ASPOL apresenta propostas para Lei Orgânica da Polícia Civil em Audiência Pública na ALPB

A Associação dos Policiais Civis de Carreira da Paraíba – ASPOL/PB participou, na tarde desta terça-feira (08), de uma Audiência Pública realizada na Assembleia Legislativa com o objetivo de discutir pleitos das categorias integrantes da Polícia Civil, em especial a Lei Orgânica e o Plano de Cargos, Carreira e Remuneração da instituição. Ainda participaram da audiência, proposta pela deputada estadual Daniella Ribeiro e os deputados Janduhy Carneiro e Renato Gadelha, representantes do Sindicato dos Peritos (Sindperitos), da Associação dos Técnicos em Perícia e Necrotomistas da Paraíba, da Associação dos Servidores Administrativos e policiais civis de várias cidades do Estado.

Em seu discurso, a presidente falou sobre a necessidade de discutir a valorização de carreiras dentro da Polícia Civil e apresentou impasses para a elaboração da Lei Orgânica.  "Este documento está sendo elaborado por uma comissão integrada por cinco delegados, um membro do Instituto de Polícia Científica (IPC) e um membro da categoria investigativa. Com essa construção, todos os pleitos apresentados pela ASPOL e que são comuns a todas as categorias acabam por ser aprovados por unanimidade, enquanto aqueles que se referem à valorização da categoria investigativa e que nem têm repercussão financeira são negados, obviamente por cinco votos a dois, sem que haja qualquer justificativa plausível. Por que será? Um dos pontos que foi negado é a transformação dos cargos de agente de investigação, escrivão de polícia e motoristas policiais para investigador criminal, que vai valorizar mais de 1.400 policiais”, explicou Suana.

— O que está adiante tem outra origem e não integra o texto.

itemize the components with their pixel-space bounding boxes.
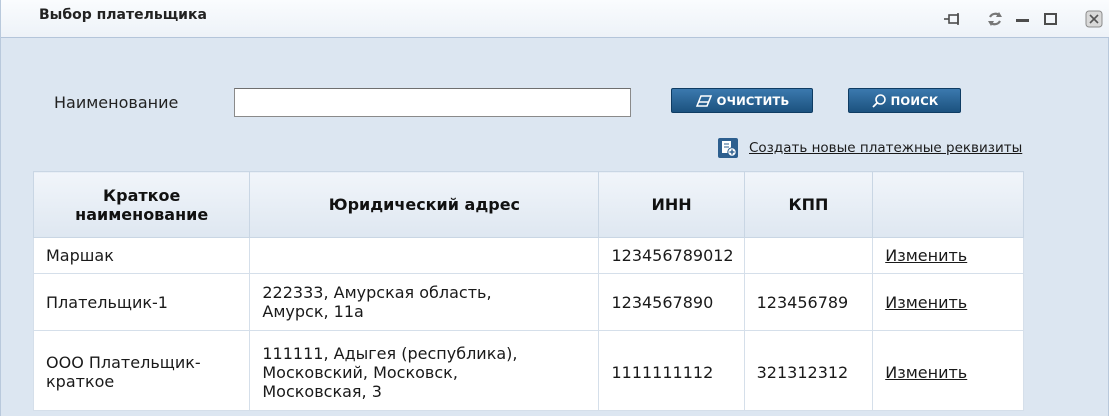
- magnifier-icon: [871, 93, 887, 109]
- eraser-icon: [695, 94, 713, 108]
- column-inn[interactable]: ИНН: [598, 171, 745, 238]
- table-row[interactable]: Плательщик-1 222333, Амурская область, А…: [32, 273, 1024, 331]
- edit-link[interactable]: Изменить: [872, 237, 1024, 274]
- cell-inn: 1234567890: [598, 273, 745, 331]
- cell-address: 111111, Адыгея (республика), Московский,…: [249, 330, 600, 411]
- new-document-icon: [717, 137, 739, 159]
- refresh-icon[interactable]: [984, 8, 1006, 30]
- minimize-icon[interactable]: [1012, 8, 1034, 30]
- maximize-icon[interactable]: [1040, 8, 1062, 30]
- clear-button[interactable]: ОЧИСТИТЬ: [671, 88, 813, 113]
- column-kpp[interactable]: КПП: [743, 171, 874, 238]
- payer-selection-dialog: Выбор плательщика Наименование ОЧИСТИТЬ …: [0, 0, 1109, 416]
- search-button[interactable]: ПОИСК: [848, 88, 961, 113]
- payers-table: Краткое наименование Юридический адрес И…: [32, 171, 1024, 411]
- table-header-row: Краткое наименование Юридический адрес И…: [32, 171, 1024, 238]
- column-legal-address[interactable]: Юридический адрес: [249, 171, 600, 238]
- name-label: Наименование: [54, 93, 179, 112]
- window-title: Выбор плательщика: [39, 7, 207, 23]
- column-short-name[interactable]: Краткое наименование: [32, 171, 251, 238]
- name-input[interactable]: [234, 88, 631, 117]
- cell-inn: 123456789012: [598, 237, 745, 274]
- cell-kpp: 123456789: [743, 273, 874, 331]
- search-button-label: ПОИСК: [890, 93, 939, 108]
- cell-address: 222333, Амурская область, Амурск, 11а: [249, 273, 600, 331]
- column-actions: [872, 171, 1024, 238]
- cell-short-name: Маршак: [32, 237, 251, 274]
- cell-address: [249, 237, 600, 274]
- create-link-label: Создать новые платежные реквизиты: [749, 140, 1023, 156]
- title-bar[interactable]: Выбор плательщика: [1, 0, 1109, 38]
- clear-button-label: ОЧИСТИТЬ: [716, 93, 790, 108]
- cell-short-name: Плательщик-1: [32, 273, 251, 331]
- edit-link[interactable]: Изменить: [872, 330, 1024, 411]
- table-row[interactable]: ООО Плательщик-краткое 111111, Адыгея (р…: [32, 330, 1024, 411]
- table-row[interactable]: Маршак 123456789012 Изменить: [32, 237, 1024, 274]
- cell-inn: 1111111112: [598, 330, 745, 411]
- cell-kpp: [743, 237, 874, 274]
- edit-link[interactable]: Изменить: [872, 273, 1024, 331]
- close-icon[interactable]: [1083, 8, 1105, 30]
- cell-kpp: 321312312: [743, 330, 874, 411]
- cell-short-name: ООО Плательщик-краткое: [32, 330, 251, 411]
- pin-icon[interactable]: [942, 8, 964, 30]
- create-payment-details-link[interactable]: Создать новые платежные реквизиты: [717, 136, 1022, 160]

“Entre outras propostas também estão a ocupação de uma cadeira no Conselho Superior de Polícia; indenizações para ajuda de custo, estrutura de carreira com seis classes e percentual entre elas; acomodação nas classes por tempo de trabalho e adicionais de titulação e qualificação", completou a presidente, frisando que a ASPOL foi a primeira entidade representativa a apresentar suas propostas, ao contrário de outras que entregaram o documento fora do prazo e agem para obstacular o crescimento dos investigadores criminais da Paraíba.

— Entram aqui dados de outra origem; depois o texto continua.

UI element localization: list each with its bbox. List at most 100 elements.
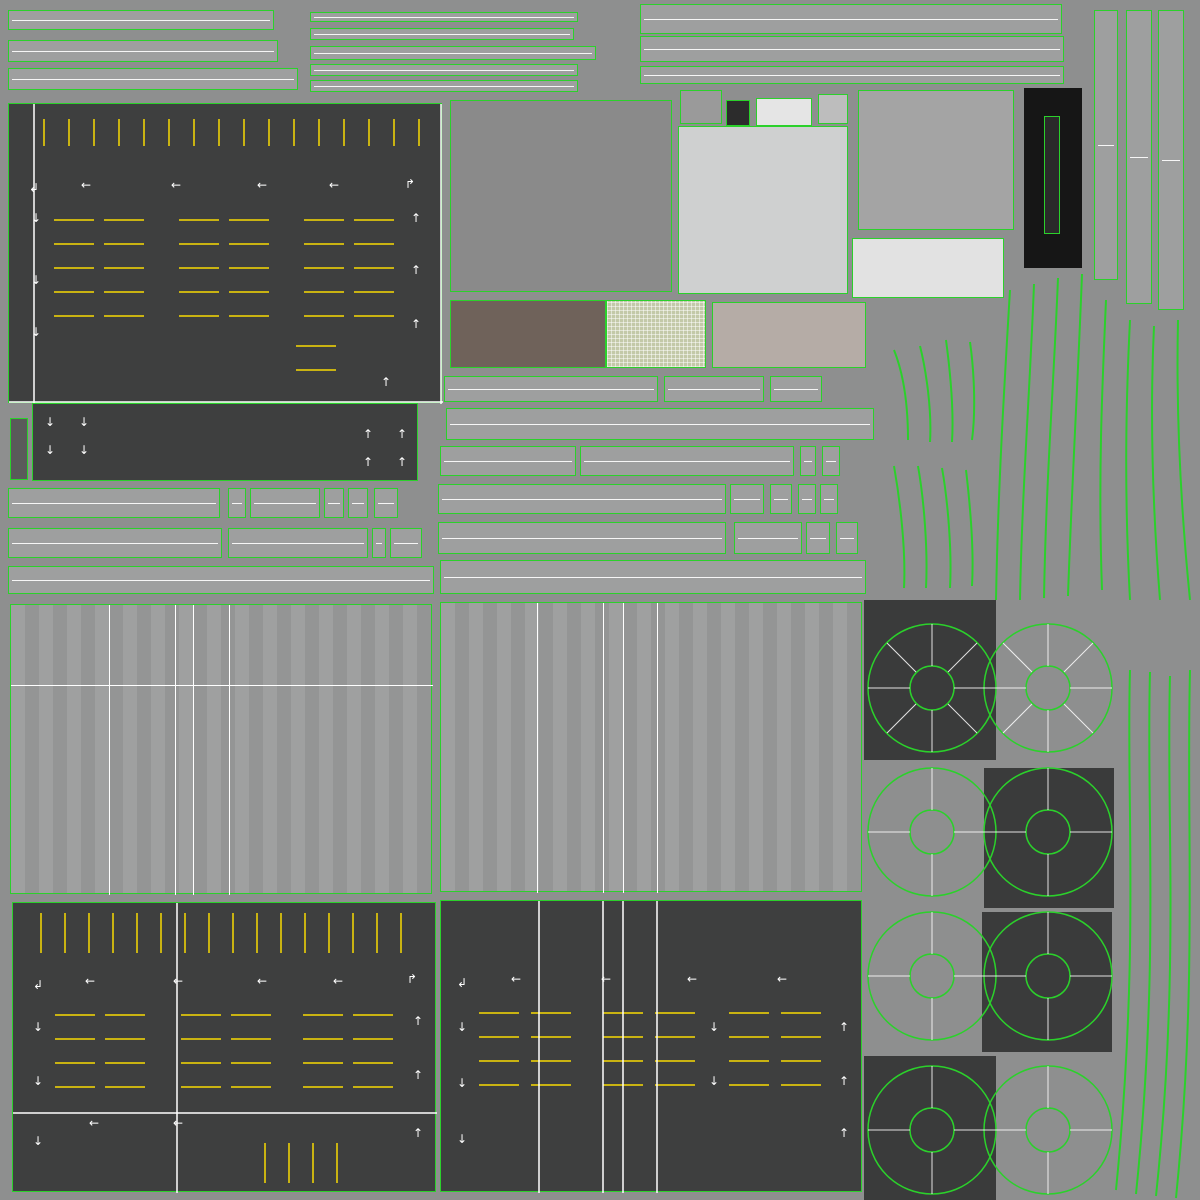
parking-deck-lower-right: ↲ ← ← ← ← ↓ ↓ ↓ ↓ ↓ ↑ ↑ ↑ — [440, 900, 862, 1193]
slab-line — [603, 603, 604, 893]
building-detail-panel — [726, 100, 750, 126]
arrow-down-icon: ↓ — [45, 443, 56, 457]
uv-strip — [324, 488, 344, 518]
uv-strip — [438, 484, 726, 514]
arrow-up-icon: ↑ — [839, 1074, 850, 1088]
concrete-slab-left — [10, 604, 433, 895]
uv-strip — [8, 528, 222, 558]
arrow-left-icon: ← — [601, 972, 612, 986]
uv-strip — [770, 484, 792, 514]
parking-deck-upper: ← ← ← ← ↱ ↲ ↓ ↓ ↓ ↑ ↑ ↑ ↑ — [8, 103, 443, 404]
slab-line — [175, 605, 176, 895]
uv-strip — [798, 484, 816, 514]
uv-strip — [730, 484, 764, 514]
uv-strip — [374, 488, 398, 518]
arrow-down-icon: ↓ — [709, 1020, 720, 1034]
arrow-down-icon: ↓ — [457, 1076, 468, 1090]
arrow-down-icon: ↓ — [31, 325, 42, 339]
arrow-down-icon: ↓ — [79, 415, 90, 429]
corner-arrow-icon: ↱ — [407, 972, 418, 986]
arrow-left-icon: ← — [687, 972, 698, 986]
arrow-up-icon: ↑ — [839, 1126, 850, 1140]
arrow-up-icon: ↑ — [413, 1068, 424, 1082]
arrow-up-icon: ↑ — [839, 1020, 850, 1034]
arrow-down-icon: ↓ — [79, 443, 90, 457]
arrow-left-icon: ← — [89, 1116, 100, 1130]
curved-ramp-strips — [1115, 669, 1191, 1199]
slab-line — [537, 603, 538, 893]
arrow-left-icon: ← — [173, 1116, 184, 1130]
roof-panel-gray — [450, 100, 672, 292]
light-strip-panel — [1044, 116, 1060, 234]
parking-deck-lower-left: ← ← ← ← ↱ ↲ ↓ ↓ ↓ ↑ ↑ ↑ ← ← — [12, 902, 437, 1193]
uv-strip — [310, 64, 578, 76]
uv-strip — [822, 446, 840, 476]
uv-texture-atlas: ← ← ← ← ↱ ↲ ↓ ↓ ↓ ↑ ↑ ↑ ↑ ↓ ↓ ↓ ↓ ↑ ↑ ↑ … — [0, 0, 1200, 1200]
uv-strip — [664, 376, 764, 402]
uv-strip — [8, 566, 434, 594]
uv-strip — [310, 12, 578, 22]
arrow-down-icon: ↓ — [709, 1074, 720, 1088]
slab-line — [109, 605, 110, 895]
arrow-up-icon: ↑ — [397, 455, 408, 469]
yellow-stall-lines — [479, 1012, 821, 1086]
uv-strip — [8, 488, 220, 518]
arrow-up-icon: ↑ — [363, 455, 374, 469]
arrow-up-icon: ↑ — [381, 375, 392, 389]
yellow-stall-lines — [43, 119, 420, 371]
parking-deck-markings — [9, 104, 443, 404]
corner-arrow-icon: ↲ — [29, 181, 40, 195]
building-detail-panel — [818, 94, 848, 124]
yellow-stall-lines — [40, 913, 402, 1183]
corner-arrow-icon: ↱ — [405, 177, 416, 191]
uv-strip — [250, 488, 320, 518]
arrow-up-icon: ↑ — [411, 263, 422, 277]
building-detail-panel — [680, 90, 722, 124]
uv-strip — [372, 528, 386, 558]
arrow-left-icon: ← — [511, 972, 522, 986]
uv-strip — [1094, 10, 1118, 280]
slab-line — [193, 605, 194, 895]
brown-concrete-panel — [450, 300, 606, 368]
parking-deck-markings — [479, 901, 821, 1193]
arrow-left-icon: ← — [171, 178, 182, 192]
uv-strip — [8, 10, 274, 30]
building-sign-panel — [756, 98, 812, 126]
corner-arrow-icon: ↲ — [457, 976, 468, 990]
uv-strip — [1158, 10, 1184, 310]
arrow-up-icon: ↑ — [411, 317, 422, 331]
uv-strip — [8, 40, 278, 62]
arrow-down-icon: ↓ — [45, 415, 56, 429]
arrow-down-icon: ↓ — [31, 211, 42, 225]
slab-line — [11, 685, 433, 686]
arrow-up-icon: ↑ — [363, 427, 374, 441]
uv-strip — [348, 488, 368, 518]
uv-strip — [640, 66, 1064, 84]
small-light-fixture — [10, 418, 28, 480]
uv-strip — [640, 36, 1064, 62]
arrow-left-icon: ← — [173, 974, 184, 988]
uv-strip — [446, 408, 874, 440]
slab-line — [623, 603, 624, 893]
uv-strip — [580, 446, 794, 476]
arrow-down-icon: ↓ — [33, 1020, 44, 1034]
arrow-down-icon: ↓ — [33, 1074, 44, 1088]
arrow-left-icon: ← — [329, 178, 340, 192]
arrow-down-icon: ↓ — [31, 273, 42, 287]
corner-arrow-icon: ↲ — [33, 978, 44, 992]
arrow-left-icon: ← — [257, 178, 268, 192]
curved-ramp-strips-upper — [893, 273, 1191, 600]
arrow-up-icon: ↑ — [413, 1014, 424, 1028]
uv-strip — [640, 4, 1062, 34]
arrow-left-icon: ← — [85, 974, 96, 988]
uv-strip — [310, 28, 574, 40]
uv-strip — [836, 522, 858, 554]
uv-strip — [310, 80, 578, 92]
uv-strip — [734, 522, 802, 554]
stained-concrete-panel — [712, 302, 866, 368]
arrow-down-icon: ↓ — [33, 1134, 44, 1148]
parking-entry-lane: ↓ ↓ ↓ ↓ ↑ ↑ ↑ ↑ — [32, 403, 418, 481]
uv-strip — [440, 446, 576, 476]
roof-outline-panel — [858, 90, 1014, 230]
arrow-up-icon: ↑ — [413, 1126, 424, 1140]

A presidente destacou o trabalho realizado pela Polícia Civil com a elucidação de crimes, os avanços alcançados em termos de estruturas pela gestão estadual, mas afirmou que os esforços ainda não alcançaram a valorização dos investigadores criminais, que representam mais de 70% dos quadros da instituição. Além disso, Suana elencou casos de assédio moral contra a categoria investigativa nas unidades policiais e praticados por superiores hierárquicos, afirmando que diversas denúncias dessas práticas estão sendo recebidas pela ASPOL por meio do site www.aspolpb.com.br.

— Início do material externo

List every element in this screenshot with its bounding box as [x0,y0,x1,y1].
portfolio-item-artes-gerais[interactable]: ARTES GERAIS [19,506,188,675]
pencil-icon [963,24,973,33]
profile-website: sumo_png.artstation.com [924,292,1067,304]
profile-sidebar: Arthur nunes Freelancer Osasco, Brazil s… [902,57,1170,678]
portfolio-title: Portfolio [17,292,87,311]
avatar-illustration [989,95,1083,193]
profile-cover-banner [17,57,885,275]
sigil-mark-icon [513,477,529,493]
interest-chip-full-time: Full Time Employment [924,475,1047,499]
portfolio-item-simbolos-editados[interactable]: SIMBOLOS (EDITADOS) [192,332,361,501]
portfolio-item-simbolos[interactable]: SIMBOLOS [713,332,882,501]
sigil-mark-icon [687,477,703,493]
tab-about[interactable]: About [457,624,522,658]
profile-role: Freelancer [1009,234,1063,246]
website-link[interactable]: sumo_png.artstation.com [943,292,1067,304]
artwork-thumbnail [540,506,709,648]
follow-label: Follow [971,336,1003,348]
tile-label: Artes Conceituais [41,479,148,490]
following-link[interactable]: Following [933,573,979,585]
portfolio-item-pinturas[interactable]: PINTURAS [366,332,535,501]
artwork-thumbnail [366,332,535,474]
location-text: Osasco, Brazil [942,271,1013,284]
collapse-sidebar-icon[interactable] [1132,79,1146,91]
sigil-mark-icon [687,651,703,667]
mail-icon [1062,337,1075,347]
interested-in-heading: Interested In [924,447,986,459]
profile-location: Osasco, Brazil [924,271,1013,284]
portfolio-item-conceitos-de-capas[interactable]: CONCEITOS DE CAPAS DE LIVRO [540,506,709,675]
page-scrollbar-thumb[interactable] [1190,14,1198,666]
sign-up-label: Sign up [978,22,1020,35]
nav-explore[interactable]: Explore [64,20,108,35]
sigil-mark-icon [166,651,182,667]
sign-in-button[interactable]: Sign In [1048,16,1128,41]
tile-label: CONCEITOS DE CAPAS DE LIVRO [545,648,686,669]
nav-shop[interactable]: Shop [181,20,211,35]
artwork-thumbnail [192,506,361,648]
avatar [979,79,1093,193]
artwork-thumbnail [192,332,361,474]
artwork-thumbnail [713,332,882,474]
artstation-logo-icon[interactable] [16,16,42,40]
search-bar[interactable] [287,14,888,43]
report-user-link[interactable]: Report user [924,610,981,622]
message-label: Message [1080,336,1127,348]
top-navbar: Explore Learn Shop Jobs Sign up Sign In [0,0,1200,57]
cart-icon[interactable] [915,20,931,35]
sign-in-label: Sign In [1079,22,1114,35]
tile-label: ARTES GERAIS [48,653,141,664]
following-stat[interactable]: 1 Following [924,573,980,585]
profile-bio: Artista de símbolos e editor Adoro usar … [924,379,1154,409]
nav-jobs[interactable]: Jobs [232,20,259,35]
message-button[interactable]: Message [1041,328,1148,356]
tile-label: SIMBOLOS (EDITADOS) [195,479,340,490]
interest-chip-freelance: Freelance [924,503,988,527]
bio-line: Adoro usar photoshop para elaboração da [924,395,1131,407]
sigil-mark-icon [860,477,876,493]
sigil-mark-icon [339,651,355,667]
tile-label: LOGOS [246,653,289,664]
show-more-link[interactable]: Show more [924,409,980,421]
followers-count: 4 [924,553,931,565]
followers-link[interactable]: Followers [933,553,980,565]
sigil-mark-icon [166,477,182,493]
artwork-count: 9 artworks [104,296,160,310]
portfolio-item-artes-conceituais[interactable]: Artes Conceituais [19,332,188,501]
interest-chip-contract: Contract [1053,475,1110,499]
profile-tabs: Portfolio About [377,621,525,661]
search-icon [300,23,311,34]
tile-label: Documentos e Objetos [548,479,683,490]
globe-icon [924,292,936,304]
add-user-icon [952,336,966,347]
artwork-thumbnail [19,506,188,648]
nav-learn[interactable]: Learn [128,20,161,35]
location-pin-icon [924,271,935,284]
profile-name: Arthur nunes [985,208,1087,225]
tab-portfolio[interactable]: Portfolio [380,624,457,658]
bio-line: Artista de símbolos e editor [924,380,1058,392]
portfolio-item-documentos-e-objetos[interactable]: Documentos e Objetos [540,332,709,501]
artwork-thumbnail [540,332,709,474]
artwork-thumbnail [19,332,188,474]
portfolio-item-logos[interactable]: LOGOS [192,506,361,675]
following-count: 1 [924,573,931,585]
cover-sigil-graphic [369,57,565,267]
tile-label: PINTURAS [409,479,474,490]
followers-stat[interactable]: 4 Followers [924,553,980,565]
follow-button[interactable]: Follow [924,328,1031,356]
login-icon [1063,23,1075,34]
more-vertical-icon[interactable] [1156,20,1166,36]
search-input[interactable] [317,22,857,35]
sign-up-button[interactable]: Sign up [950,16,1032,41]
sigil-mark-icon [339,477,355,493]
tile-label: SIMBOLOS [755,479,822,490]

A audiência foi encerrada com o compromisso da criação de um núcleo parlamentar para avaliação de propostas da Lei Orgânica da Polícia Civil que possam chegar a Assembleia Legislativa. “É uma iniciativa importante, pois lutamos para que nossos direitos sejam respeitados e para que as propostas da Polícia Civil sejam ouvidas. Esperamos ainda o engajamento dos demais deputados da casa, porque a maior beneficiada com a valorização dos investigadores da Polícia Civil é a sociedade, que os parlamentares representam”, finalizou Suana.